Frau Minoux didn’t flinch. Clearly she was made of stronger stuff than her husband. For a minute I let my imagination play around in her pants; maybe they smell something in the air, but it’s surprising how often women guess what I’m up to; it’s a technique I use sometimes to let them know that I’m a man. But she finally woke up to the fact that she was showing a garter and tugged the dress back over her thigh.
“The rights and wrongs of the Berlin Gas Company case are not in dispute,” said Heckholz. “And it might interest you to know that several million reichsmarks have already been repaid by the three convicted men. No, it’s what happened afterwards that is a matter of some concern to the Minouxes. Are you perhaps acquainted with a Berlin private detective by the name of Arthur Müller?”
“I know him.”
“Tell me about him, if you would.”
“He’s efficient. A little lacking in imagination. Used to be a cop at the Police Praesidium here in Charlottenburg, but he’s from Bremen, I think. He got stabbed in the neck by an SA man once, so he has no great love for the Nazis. Getting stabbed — sometimes it just works that way. Why?”
“Herr Müller’s currently engaged by the Berlin Gas Company to find out if Herr Minoux has any hidden assets in the hope that even more money can be recovered from him. And more pertinently, Frau Minoux also. To this end he and his own operatives have been keeping Frau Minoux and her daughter Monika under surveillance at her home here in Berlin and at Frau Minoux’s home in Garmisch. And very likely this office, as well.”
“There’s a man watching your front door. But it’s certainly not Arthur Müller. This fellow looks like he learned the job from reading Emil and the Detectives. My guess is that he’s keeping a mark on you while Arthur gets some sleep.”
“We assumed the Gestapo might also be involved until you explained the position with regard to telephone tapping. So then. The plain fact of the matter is that Frau Minoux has substantial works of art and furnishings of her own that were in the matrimonial home in Wannsee that she has been obliged to hide at a warehouse in Lichtenberg, for fear that these would also be confiscated by the government.”
“I begin to see your problem.”
“Would you say that Herr Müller was honest?”
“I know what it used to mean. To be honest. But I’ve got no idea what it means today. At least not in Germany.”
“Could he be bribed, perhaps?”
“Maybe. I guess it would depend on the bribe. If it was ten thousand reichsmarks then the answer would almost certainly be yes, possibly. Who wouldn’t? But it makes me wonder why it’s my nose you’re riffling these bills in front of and not his.”

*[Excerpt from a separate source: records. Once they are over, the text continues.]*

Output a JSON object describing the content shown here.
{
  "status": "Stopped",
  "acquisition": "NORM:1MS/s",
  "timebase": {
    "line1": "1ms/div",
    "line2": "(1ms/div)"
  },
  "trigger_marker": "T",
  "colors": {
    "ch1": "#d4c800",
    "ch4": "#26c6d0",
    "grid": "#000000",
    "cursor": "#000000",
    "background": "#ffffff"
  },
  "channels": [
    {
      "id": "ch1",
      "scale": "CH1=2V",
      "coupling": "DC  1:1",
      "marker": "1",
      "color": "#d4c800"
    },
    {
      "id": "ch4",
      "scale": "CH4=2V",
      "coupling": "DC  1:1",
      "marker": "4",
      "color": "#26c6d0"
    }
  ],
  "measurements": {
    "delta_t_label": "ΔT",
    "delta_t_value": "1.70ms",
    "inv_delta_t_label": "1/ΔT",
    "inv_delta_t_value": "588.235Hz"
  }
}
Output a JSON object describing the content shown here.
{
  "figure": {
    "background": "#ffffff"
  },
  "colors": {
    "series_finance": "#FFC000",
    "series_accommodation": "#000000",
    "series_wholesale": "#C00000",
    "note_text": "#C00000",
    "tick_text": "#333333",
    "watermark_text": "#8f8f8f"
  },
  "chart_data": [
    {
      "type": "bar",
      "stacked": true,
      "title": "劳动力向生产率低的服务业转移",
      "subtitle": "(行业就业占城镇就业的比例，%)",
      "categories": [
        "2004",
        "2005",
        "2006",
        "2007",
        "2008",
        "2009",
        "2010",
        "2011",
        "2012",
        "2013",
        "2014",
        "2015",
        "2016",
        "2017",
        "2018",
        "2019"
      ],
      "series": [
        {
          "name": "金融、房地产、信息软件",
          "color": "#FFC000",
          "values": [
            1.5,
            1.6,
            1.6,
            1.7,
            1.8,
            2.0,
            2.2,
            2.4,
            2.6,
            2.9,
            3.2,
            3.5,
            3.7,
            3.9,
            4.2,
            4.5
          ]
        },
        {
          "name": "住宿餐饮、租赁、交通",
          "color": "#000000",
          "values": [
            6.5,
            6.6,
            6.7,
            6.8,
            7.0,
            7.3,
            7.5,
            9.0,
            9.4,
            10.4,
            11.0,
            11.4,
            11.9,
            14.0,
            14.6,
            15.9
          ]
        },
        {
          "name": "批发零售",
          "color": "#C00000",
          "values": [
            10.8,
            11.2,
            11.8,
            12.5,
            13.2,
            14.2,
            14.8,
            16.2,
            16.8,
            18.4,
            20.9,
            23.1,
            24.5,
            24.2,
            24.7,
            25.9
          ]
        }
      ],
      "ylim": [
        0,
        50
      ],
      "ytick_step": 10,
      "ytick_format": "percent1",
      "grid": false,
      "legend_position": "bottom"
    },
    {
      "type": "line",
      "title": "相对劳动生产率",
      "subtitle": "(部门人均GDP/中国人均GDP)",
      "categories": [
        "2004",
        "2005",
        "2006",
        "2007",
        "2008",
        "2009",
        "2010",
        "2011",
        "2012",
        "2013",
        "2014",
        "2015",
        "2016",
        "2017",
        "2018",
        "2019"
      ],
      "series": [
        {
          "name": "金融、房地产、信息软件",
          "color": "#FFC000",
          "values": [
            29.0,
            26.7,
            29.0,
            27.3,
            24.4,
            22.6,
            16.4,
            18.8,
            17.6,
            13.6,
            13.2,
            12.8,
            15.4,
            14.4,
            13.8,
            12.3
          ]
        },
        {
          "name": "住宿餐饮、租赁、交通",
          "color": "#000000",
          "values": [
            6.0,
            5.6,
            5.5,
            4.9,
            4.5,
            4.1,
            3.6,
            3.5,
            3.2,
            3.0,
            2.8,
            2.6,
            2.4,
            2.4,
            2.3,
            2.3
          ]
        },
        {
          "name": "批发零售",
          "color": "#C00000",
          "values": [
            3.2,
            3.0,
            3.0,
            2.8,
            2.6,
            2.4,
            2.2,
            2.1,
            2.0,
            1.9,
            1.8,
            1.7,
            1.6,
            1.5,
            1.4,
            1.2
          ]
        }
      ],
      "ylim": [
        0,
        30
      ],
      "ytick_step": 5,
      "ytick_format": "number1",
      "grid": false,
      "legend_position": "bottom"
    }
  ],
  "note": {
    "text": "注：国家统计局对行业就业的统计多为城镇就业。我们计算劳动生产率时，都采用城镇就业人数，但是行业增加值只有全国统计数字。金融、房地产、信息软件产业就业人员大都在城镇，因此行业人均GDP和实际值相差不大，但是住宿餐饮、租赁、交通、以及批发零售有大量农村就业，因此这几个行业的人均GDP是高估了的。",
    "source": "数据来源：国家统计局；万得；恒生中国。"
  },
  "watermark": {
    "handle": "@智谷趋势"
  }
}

“Because he’s only half the problem, Herr Gunther. Have you heard of a company called Stiftung Nordhav?”
“No.”
“Are you sure?”
“I don’t hang around the Börse Berlin. I was never much interested in the financial pages. And the only figures I’m interested in are wearing swimsuits right now. Or not. Depending on which end of the beach they like.”
Heckholz lit a small cigar and, smiling, puffed it lightly, as if he liked the taste more than the sensation it delivered.
“This isn’t the kind of company that has a listing. It’s a so-called charitable foundation that was set up by your old boss, Reinhard Heydrich, in 1939, ostensibly to build rest-and-recreation centers for members of the RSHA. In fact, it’s a very powerful company that makes all kinds of business deals designed to profit the directors, of whom Heydrich was the chairman. Since his death there are five directors left: Walter Schellenberg, Werner Best, Herbert Mehlhorn, Karl Wilhelm Albert, and Kurt Pomme. It was the Stiftung Nordhav that bought Herr Minoux’s Wannsee villa in November 1940 for 1.95 million reichsmarks, which was a great deal less than what it was worth. Most of that money was used by Herr Minoux to pay fines, compensation, and legal fees. Since then the Nordhav Foundation has bought several properties including Heydrich’s own summer home, in Fehmarn, using money stolen from disenfranchised and murdered Jews. It’s our strong suspicion that none of this money goes to the government and that all of it is used to benefit the remaining five directors.”